Feature | November 11, 2013
Increased Cardiovascular Risk in Men Using Testosterone Therapy Prompts Warning
November 11, 2013 — Men undergoing testosterone therapy had a 29 percent greater risk of heart attack, stroke and death according to a study of a "real world" population of men. An accompanying editorial in JAMA by an endocrinologist with the Perelman School of Medicine at the University of Pennsylvania notes that the mounting evidence of a signal of cardiovascular risk warrants cautious testosterone prescribing and additional investigation.
An estimated 2.9 percent of U.S. men over 40 years old are prescribed testosterone therapy, yet there are limited randomized trial data examining the long term benefits and risks.
A study of patients in the VA system compared 1,223 men taking testosterone with 7,489 men not using testosterone and found a greater percentage of deaths, heart attacks and strokes in the testosterone group. Approximately one in five men not taking the therapy had such an event, whereas more than one in four men taking testosterone had a heart attack, stroke or died over a three year period.

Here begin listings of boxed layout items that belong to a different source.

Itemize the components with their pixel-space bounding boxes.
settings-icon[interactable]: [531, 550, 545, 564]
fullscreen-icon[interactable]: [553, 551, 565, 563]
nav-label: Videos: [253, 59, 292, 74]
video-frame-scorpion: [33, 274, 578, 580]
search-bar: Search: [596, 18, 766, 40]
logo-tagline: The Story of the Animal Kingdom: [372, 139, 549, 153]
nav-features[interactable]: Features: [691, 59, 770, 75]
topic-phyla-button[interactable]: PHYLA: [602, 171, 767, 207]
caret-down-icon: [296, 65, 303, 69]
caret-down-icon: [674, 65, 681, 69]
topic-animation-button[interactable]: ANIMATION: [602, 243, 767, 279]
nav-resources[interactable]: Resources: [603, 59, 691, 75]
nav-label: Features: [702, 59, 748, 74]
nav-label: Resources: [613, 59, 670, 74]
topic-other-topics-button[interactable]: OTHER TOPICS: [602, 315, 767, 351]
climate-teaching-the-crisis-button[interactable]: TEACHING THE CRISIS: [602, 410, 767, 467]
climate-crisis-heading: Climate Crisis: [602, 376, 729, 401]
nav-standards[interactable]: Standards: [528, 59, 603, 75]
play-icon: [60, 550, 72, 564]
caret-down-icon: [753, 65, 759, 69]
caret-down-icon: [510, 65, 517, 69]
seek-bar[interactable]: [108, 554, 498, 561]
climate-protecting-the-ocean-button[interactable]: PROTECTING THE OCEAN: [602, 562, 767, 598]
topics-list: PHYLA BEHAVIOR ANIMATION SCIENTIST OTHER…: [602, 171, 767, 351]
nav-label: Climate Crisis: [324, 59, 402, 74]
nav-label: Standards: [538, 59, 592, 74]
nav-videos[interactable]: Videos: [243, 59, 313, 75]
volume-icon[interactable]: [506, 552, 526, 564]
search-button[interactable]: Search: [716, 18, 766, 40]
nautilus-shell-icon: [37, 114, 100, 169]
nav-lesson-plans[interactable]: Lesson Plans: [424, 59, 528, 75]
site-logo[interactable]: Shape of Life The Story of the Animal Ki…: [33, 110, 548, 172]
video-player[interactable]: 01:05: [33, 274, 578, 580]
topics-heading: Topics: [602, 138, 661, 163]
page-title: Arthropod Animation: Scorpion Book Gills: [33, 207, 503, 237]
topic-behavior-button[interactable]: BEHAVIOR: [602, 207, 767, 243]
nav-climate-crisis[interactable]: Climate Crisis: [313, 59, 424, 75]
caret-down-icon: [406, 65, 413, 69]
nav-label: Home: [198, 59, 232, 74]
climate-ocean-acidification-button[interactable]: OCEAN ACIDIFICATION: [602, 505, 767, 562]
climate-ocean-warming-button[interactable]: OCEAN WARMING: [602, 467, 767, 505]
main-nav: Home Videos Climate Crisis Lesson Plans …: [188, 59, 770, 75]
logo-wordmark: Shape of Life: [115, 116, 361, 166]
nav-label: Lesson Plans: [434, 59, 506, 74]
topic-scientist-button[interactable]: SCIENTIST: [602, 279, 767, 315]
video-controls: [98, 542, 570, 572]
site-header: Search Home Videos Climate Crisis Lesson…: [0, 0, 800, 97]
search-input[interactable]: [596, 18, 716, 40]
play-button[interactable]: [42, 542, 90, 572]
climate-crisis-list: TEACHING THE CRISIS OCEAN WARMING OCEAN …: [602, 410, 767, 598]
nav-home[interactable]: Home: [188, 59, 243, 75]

"We do not know if this risk extends to men who are taking testosterone for 'low T syndrome' or younger men taking it for physical enhancement, as there is a lack of long term safety data of testosterone therapy in men," said Anne Cappola, M.D., Sc.M., associate professor of medicine, Division of Endocrinology, Diabetes and Metabolism, Perelman School of Medicine, University of Pennsylvania and associate editor, JAMA. "But the men who were taking testosterone in this study were slightly healthier to begin with and surprisingly had a higher risk of catastrophic events."
Cappola notes that additional information from the ongoing T Trial — a randomized trial of 800 men aged 65 and older with diminished walking ability, interest in sex, energy, memory or iron levels in blood who will receive testosterone gel or placebo for one year — may provide important guidance to older men who meet current recommendations for testosterone therapy. Until then, Cappola notes "prescribers and patients should be wary."